Durrani arrived in Kabul on a three-day visit on July 19, his first official visit to Afghanistan since assuming responsibilities as Pakistan’s special representative to the neighboring country.
Durrani met with Afghanistan’s Acting Prime Minister Mawlawi Abdul Kabir, Acting Minister for Foreign Affairs Mawlawi Amir Khan Muttaqi, Acting Minister for Commerce Nooruddin Azizi and other high-ranking Taliban officials, according to the Pakistani foreign office.
“We have discussed all issues of our concern, including the terrorist threat and terrorist acts, that take place in Pakistan,” Foreign Office spokesperson Mumtaz Zahra Baloch told reporters at a press briefing on Friday.
“Pakistan has raised this issue with the Afghan authorities at every important engagement that takes place between Pakistani and Afghan authorities.”
Pakistan raised the issue and discussed the threats that had been made from the Afghani soil, according to Baloch.
Durrani reaffirmed Pakistan’s firm commitment to work closely with Afghanistan in promoting the mutually reinforcing goals of regional peace and security.
“I assure you that all issues of our concern and all aspects of mutual cooperation are on the agenda of this visit,” she said, adding militancy was a matter of “serious concern” for Pakistan.
Afghanistan had given the commitment, including in the trilateral agreement between Pakistan, Afghanistan and China, that it would not allow any individual or group, including the Tehreek-e-Taliban Pakistan (TTP), to pose a threat to other’s security, Baloch said.
“We hope that Afghanistan will adhere to the commitments it has made to Pakistan and to the international community and ensure that its soil on not used for terrorism,” she added.

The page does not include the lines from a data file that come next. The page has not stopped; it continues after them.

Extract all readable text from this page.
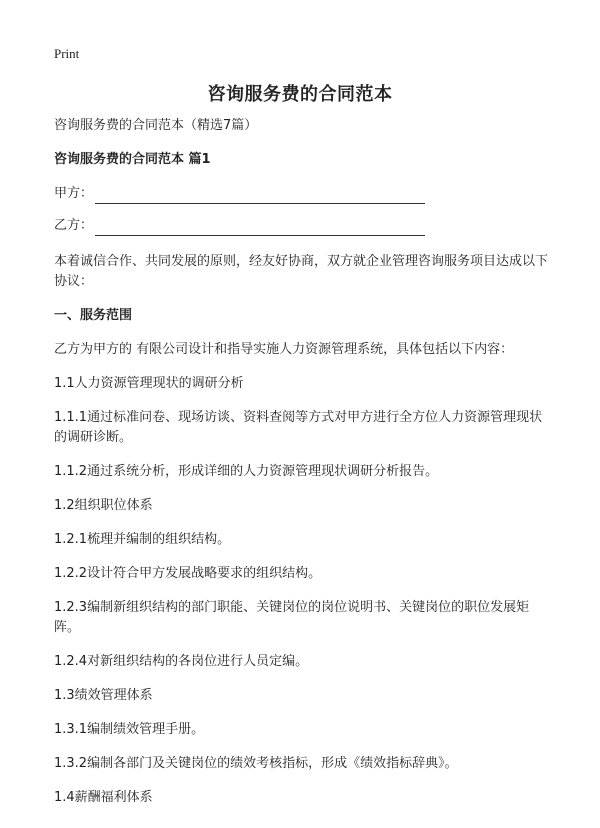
Print
咨询服务费的合同范本

咨询服务费的合同范本（精选7篇）

咨询服务费的合同范本 篇1
甲方：
乙方：

本着诚信合作、共同发展的原则，经友好协商，双方就企业管理咨询服务项目达成以下协议：

一、服务范围

乙方为甲方的 有限公司设计和指导实施人力资源管理系统，具体包括以下内容：

1.1人力资源管理现状的调研分析

1.1.1通过标准问卷、现场访谈、资料查阅等方式对甲方进行全方位人力资源管理现状的调研诊断。

1.1.2通过系统分析，形成详细的人力资源管理现状调研分析报告。

1.2组织职位体系

1.2.1梳理并编制的组织结构。

1.2.2设计符合甲方发展战略要求的组织结构。

1.2.3编制新组织结构的部门职能、关键岗位的岗位说明书、关键岗位的职位发展矩阵。

1.2.4对新组织结构的各岗位进行人员定编。

1.3绩效管理体系

1.3.1编制绩效管理手册。

1.3.2编制各部门及关键岗位的绩效考核指标，形成《绩效指标辞典》。

1.4薪酬福利体系
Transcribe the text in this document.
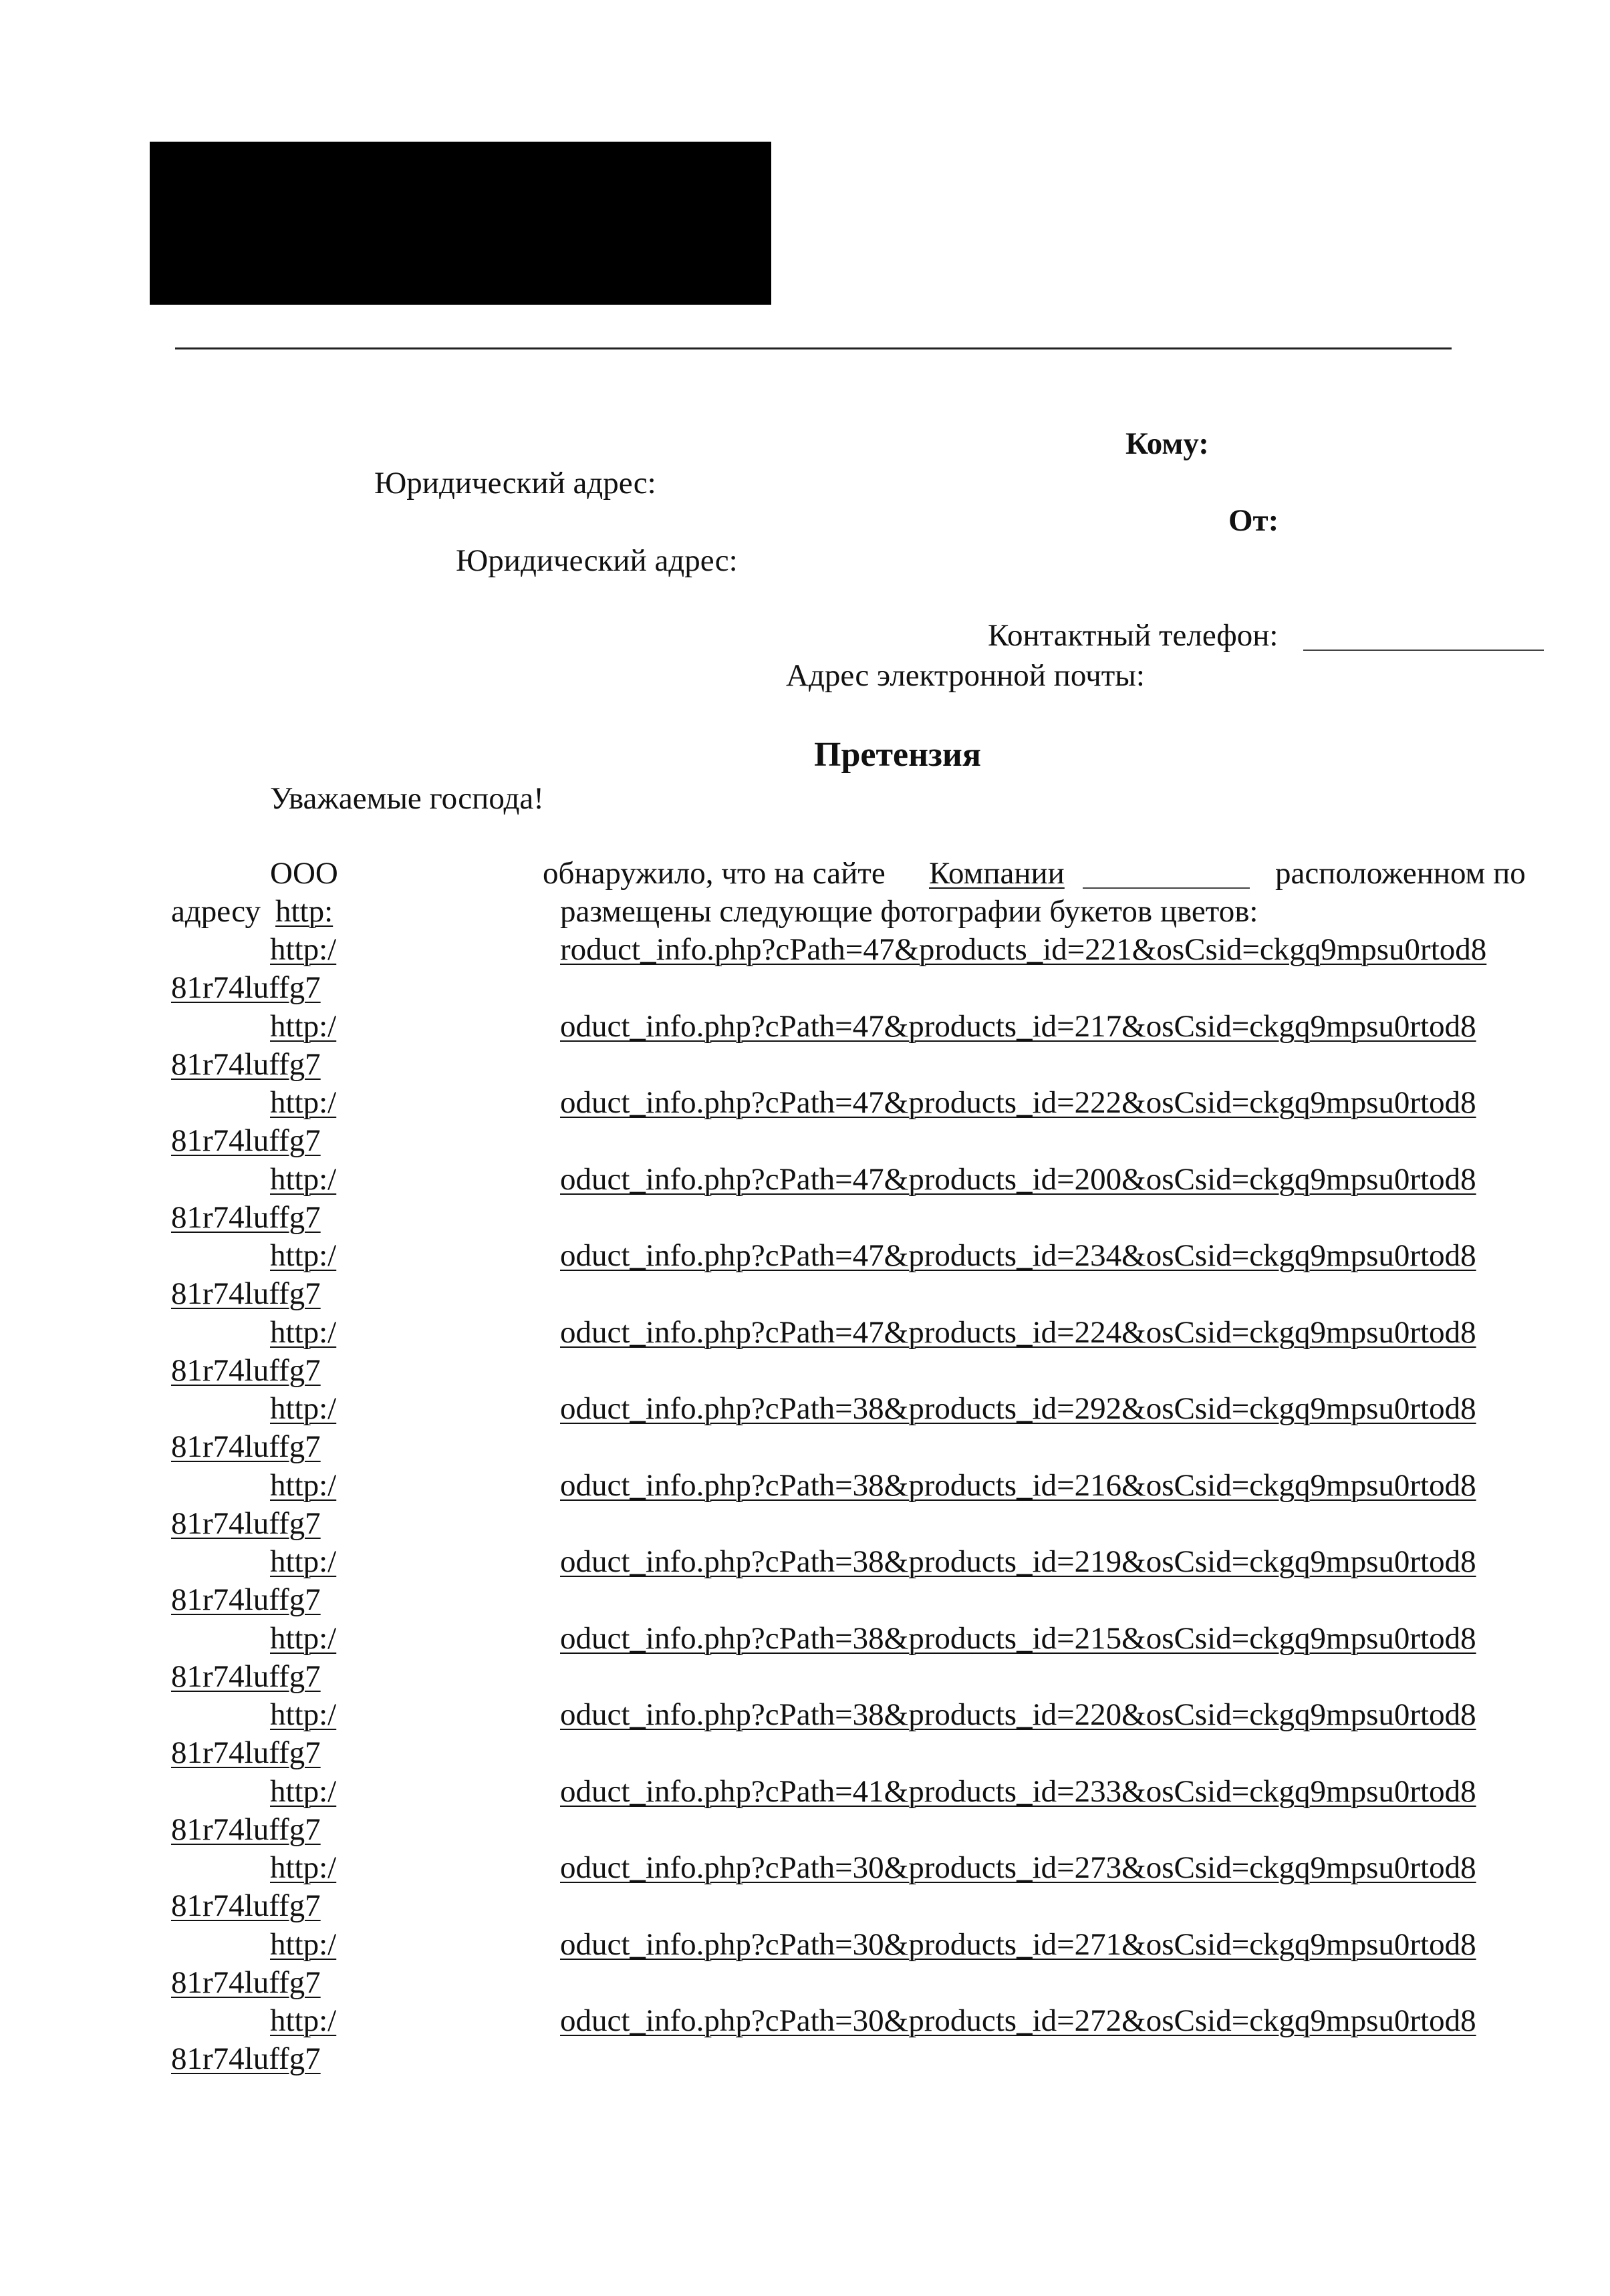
Кому:
Юридический адрес:
От:
Юридический адрес:
Контактный телефон:
Адрес электронной почты:
Претензия
Уважаемые господа!
ООО	обнаружило, что на сайте Компании	расположенном по
адресу http:	размещены следующие фотографии букетов цветов:
http:/	roduct_info.php?cPath=47&products_id=221&osCsid=ckgq9mpsu0rtod8
81r74luffg7
http:/	oduct_info.php?cPath=47&products_id=217&osCsid=ckgq9mpsu0rtod8
81r74luffg7
http:/	oduct_info.php?cPath=47&products_id=222&osCsid=ckgq9mpsu0rtod8
81r74luffg7
http:/	oduct_info.php?cPath=47&products_id=200&osCsid=ckgq9mpsu0rtod8
81r74luffg7
http:/	oduct_info.php?cPath=47&products_id=234&osCsid=ckgq9mpsu0rtod8
81r74luffg7
http:/	oduct_info.php?cPath=47&products_id=224&osCsid=ckgq9mpsu0rtod8
81r74luffg7
http:/	oduct_info.php?cPath=38&products_id=292&osCsid=ckgq9mpsu0rtod8
81r74luffg7
http:/	oduct_info.php?cPath=38&products_id=216&osCsid=ckgq9mpsu0rtod8
81r74luffg7
http:/	oduct_info.php?cPath=38&products_id=219&osCsid=ckgq9mpsu0rtod8
81r74luffg7
http:/	oduct_info.php?cPath=38&products_id=215&osCsid=ckgq9mpsu0rtod8
81r74luffg7
http:/	oduct_info.php?cPath=38&products_id=220&osCsid=ckgq9mpsu0rtod8
81r74luffg7
http:/	oduct_info.php?cPath=41&products_id=233&osCsid=ckgq9mpsu0rtod8
81r74luffg7
http:/	oduct_info.php?cPath=30&products_id=273&osCsid=ckgq9mpsu0rtod8
81r74luffg7
http:/	oduct_info.php?cPath=30&products_id=271&osCsid=ckgq9mpsu0rtod8
81r74luffg7
http:/	oduct_info.php?cPath=30&products_id=272&osCsid=ckgq9mpsu0rtod8
81r74luffg7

The visit by the Pakistani special representative comes at a time of a renewed wave of militant attacks in Pakistan’s northwestern and southwestern regions that border Afghanistan.
On Thursday, at least four people were killed and 10 were injured in the northwestern Pakistani district of Khyber after two suicide bombers attacked a compound that housed a police station and several government offices, the police said.
The attacks have increased particularly after the TTP, or the Pakistani Taliban, called off a fragile, months-long truce with the central government in Islamabad in November last year. The militant group, which is said to have sanctuaries in neighboring Afghanistan, is separate from but a close ally of the Afghan Taliban.
Islamabad says it has time and again raised the matter of TTP with the Afghan Taliban authorities, but there has been a lukewarm response from Kabul.